Os "zoológicos humanos" da era colonial
10 de janeiro de 2022Em um amplo parque no subúrbio de Tervuren, em Bruxelas, 267 mulheres e homens da colônia belga do Congo eram exibidos como em um jardim zoológico.
Trazidos para a Bélgica a mando do rei Leopoldo 2º, eles foram abrigados em cabanas com telhados de palha em uma falsa "aldeia do Congo", para serem admirados pelo público europeu. Até 40 mil pessoas por dia iam observá-los durante a Feira Mundial de 1897.

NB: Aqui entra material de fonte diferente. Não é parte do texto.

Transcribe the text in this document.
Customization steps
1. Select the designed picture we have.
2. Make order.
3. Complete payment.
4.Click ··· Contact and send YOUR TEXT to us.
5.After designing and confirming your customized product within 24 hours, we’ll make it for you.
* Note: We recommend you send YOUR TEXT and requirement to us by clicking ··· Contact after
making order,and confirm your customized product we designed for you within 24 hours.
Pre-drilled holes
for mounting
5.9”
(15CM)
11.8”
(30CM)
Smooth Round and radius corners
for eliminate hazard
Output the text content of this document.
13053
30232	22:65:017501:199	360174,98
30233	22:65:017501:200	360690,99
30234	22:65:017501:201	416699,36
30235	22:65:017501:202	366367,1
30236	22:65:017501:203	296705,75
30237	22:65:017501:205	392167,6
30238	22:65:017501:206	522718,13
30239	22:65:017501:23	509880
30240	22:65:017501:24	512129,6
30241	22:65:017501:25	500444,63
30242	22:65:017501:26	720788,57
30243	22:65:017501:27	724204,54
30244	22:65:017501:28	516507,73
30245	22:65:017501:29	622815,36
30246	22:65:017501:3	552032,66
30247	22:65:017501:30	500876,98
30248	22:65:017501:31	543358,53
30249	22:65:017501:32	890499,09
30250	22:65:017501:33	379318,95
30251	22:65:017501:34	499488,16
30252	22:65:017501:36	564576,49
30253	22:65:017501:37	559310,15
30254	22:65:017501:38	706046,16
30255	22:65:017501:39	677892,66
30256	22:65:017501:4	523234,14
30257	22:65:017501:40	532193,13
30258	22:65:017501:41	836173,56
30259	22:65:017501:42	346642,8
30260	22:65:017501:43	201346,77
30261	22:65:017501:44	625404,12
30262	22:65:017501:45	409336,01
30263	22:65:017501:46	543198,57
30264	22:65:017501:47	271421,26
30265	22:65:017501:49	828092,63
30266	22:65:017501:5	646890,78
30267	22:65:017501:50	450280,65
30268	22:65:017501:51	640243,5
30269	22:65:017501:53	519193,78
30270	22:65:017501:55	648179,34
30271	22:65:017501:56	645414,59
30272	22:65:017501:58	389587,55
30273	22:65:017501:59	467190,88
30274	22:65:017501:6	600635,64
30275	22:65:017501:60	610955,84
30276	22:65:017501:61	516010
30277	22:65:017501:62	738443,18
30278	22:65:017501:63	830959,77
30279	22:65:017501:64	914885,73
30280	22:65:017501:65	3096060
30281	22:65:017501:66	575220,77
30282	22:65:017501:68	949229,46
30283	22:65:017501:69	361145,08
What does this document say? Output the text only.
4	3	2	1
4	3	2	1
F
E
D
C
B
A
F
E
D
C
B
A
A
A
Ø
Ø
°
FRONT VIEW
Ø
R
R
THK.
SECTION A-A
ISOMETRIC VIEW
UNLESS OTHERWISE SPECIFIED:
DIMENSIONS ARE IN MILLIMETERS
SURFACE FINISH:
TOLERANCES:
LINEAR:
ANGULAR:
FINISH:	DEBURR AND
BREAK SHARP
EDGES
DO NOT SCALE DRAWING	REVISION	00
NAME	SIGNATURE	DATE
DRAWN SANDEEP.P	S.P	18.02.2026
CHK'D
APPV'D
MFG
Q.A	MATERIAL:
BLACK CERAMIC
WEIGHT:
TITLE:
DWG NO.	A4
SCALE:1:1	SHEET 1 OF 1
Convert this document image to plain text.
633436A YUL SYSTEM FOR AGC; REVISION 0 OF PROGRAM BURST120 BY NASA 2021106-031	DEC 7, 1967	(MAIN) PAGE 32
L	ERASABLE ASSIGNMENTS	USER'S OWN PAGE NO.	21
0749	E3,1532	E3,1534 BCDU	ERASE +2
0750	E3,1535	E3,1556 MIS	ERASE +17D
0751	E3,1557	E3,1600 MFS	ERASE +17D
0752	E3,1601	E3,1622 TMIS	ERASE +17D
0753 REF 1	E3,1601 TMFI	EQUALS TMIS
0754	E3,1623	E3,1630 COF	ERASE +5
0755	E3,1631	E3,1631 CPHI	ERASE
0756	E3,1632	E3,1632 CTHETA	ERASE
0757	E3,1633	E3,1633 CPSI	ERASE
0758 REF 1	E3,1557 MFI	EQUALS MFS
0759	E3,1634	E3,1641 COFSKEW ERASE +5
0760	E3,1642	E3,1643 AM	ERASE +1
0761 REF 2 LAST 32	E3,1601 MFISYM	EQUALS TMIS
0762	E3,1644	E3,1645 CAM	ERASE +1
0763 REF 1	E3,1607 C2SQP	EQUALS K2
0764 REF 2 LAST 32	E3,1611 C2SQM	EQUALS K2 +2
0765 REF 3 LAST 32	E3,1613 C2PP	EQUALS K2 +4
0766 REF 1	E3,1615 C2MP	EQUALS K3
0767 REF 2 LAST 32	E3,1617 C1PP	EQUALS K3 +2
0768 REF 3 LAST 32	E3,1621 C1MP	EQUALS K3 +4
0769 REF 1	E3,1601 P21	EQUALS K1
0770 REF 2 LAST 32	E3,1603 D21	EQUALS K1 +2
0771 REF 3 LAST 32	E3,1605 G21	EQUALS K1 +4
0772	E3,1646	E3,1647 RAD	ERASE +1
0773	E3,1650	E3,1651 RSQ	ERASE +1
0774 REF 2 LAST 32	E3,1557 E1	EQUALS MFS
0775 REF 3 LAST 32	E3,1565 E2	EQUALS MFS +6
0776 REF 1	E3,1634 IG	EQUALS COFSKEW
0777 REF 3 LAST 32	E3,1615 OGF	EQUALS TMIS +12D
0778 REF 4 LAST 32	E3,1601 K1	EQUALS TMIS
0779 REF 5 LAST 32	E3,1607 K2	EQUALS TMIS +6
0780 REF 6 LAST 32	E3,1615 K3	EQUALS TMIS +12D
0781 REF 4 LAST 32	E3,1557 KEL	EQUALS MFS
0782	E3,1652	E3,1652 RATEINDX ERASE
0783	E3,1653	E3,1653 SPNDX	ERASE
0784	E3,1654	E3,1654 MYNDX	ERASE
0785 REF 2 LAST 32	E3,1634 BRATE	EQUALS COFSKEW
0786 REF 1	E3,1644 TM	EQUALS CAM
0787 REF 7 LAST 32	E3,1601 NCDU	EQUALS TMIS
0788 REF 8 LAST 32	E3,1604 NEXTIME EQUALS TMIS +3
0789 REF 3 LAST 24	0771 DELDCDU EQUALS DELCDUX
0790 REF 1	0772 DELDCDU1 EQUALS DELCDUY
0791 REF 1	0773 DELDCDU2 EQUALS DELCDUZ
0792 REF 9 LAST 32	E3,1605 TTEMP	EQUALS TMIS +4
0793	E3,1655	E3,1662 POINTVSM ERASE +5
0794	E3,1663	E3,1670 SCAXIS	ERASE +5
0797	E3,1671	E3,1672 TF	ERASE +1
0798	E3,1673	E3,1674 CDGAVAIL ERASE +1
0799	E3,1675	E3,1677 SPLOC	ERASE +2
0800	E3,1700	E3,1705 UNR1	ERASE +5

Até o final do evento, sete congoleses morreram. Em sua homenagem, o AfricaMuseum de Tervuren – projetado como um museu colonial no final do século 19 e, desde então, reformado e renomeado diversas vezes – realizará até o dia 5 de março uma exposição especial: "Zoológicos humanos: a era das exposições coloniais".
"Superioridade europeia"
Na Conferência de Berlim de 1884-1885, também conhecida como Conferência da África Ocidental ou Conferência do Congo, o continente africano foi dividido entre 14 nações europeias. O rei belga Leopoldo 2º recebeu uma área 80 vezes maior do que o território de seu país para ser sua colônia particular: o Congo.
Seu museu de nome "Palácio Africano" em Tervuren, complementado pelas exposições com atracões vivas, não deixava dúvidas sobre a alegação europeia de uma suposta superioridade. Uma placa de bronze debaixo de uma imagem de Leopoldo 2º com duas crianças negras trazia a seguinte frase: "A Bélgica leva a civilização ao Congo."
Na realidade, porém, os belgas exploraram impiedosamente os recursos do país africano, com os nativos abusados na condição de trabalhadores ou trazidos para a Europa para serem expostos como animais.
Passatempo popular
O zoológico humano atraía multidões, conta o historiador e antropólogo Marteen Couttenier, um dos três curadores da exposição em Bruxelas.
Os congoleses eram apresentados, literalmente, como homens das cavernas, que dançavam com saias de ráfia, cheios de instintos primitivos. Eles jamais eram exibidos como intelectuais, artistas ou simplesmente como pessoas normais.
Isso tampouco era um fenômeno regional, afirma Couttenier. Pessoas de diferentes raças eram expostas e exibidas em toda a parte, na Europa, América, Japão e até na África. O mecanismo, porém, era sempre o mesmo. Os visitantes iam observar algo completamente estranho a eles, de modo a se sentirem "superiores".
Pseudociência de tipos raciais
Durante o auge do colonialismo europeu, exposições de africanos, "pele-vermelhas", ou lapões escandinavos, chamadas de "zoológicos humanos", viajavam por várias cidades como atracão popular. As pessoas exibidas eram classificadas usando-se um tipo rudimentar de antropologia "científica".
Um diagrama de 1903 de "tipos raciais" mostrava como as fantasias racistas de superioridade rebaixavam os não europeus ao nível dos primatas. Os poderes coloniais estavam realmente convencidos de sua "superioridade civilizada".
Na Alemanha, Carl Hagenbeck, comerciante de animais em Hamburgo e fundador de um zoológico, transformou a exposição de humanos em um modelo de negócios. Na Oktoberfest de Munique, a exposição "Selvagens dos mares do sul", apresentada pelo showman Friedrich Wilhelm Siebold, durou até 1931.
Exposição em Berlim sobre "zoos humanos"
A primeira exposição colonial realizada na Alemanha foi em 1896. Como parte de uma feira comercial em Berlim, os organizadores ergueram uma aldeia em um parque no bairro de Treptow.
Atraídos por promessas falsas, mais de 106 africanos das colônias alemãs foram levados para Berlim, onde foram forçados a se apresentarem para o público durante sete meses como aldeões em trajes exóticos. Eles eram constantemente submetidas a humilhações públicas e "exames raciais".
A exposição permanente Zurückgeschaut ("Olhar para trás") no Museu Treptow, reaberta em outubro de 2021, joga luz sobre esse capítulo sombrio e rastreia as biografias de pessoas que eram reduzidas a objetos.
O evento também mostra como os colonizadores inesperadamente encontravam resistência quando as atracões das exposições saíam do papel a eles designado. Por exemplo, quando o camaronês Kwelle Ndumbe comprou um par de binóculos de ópera para observar o público.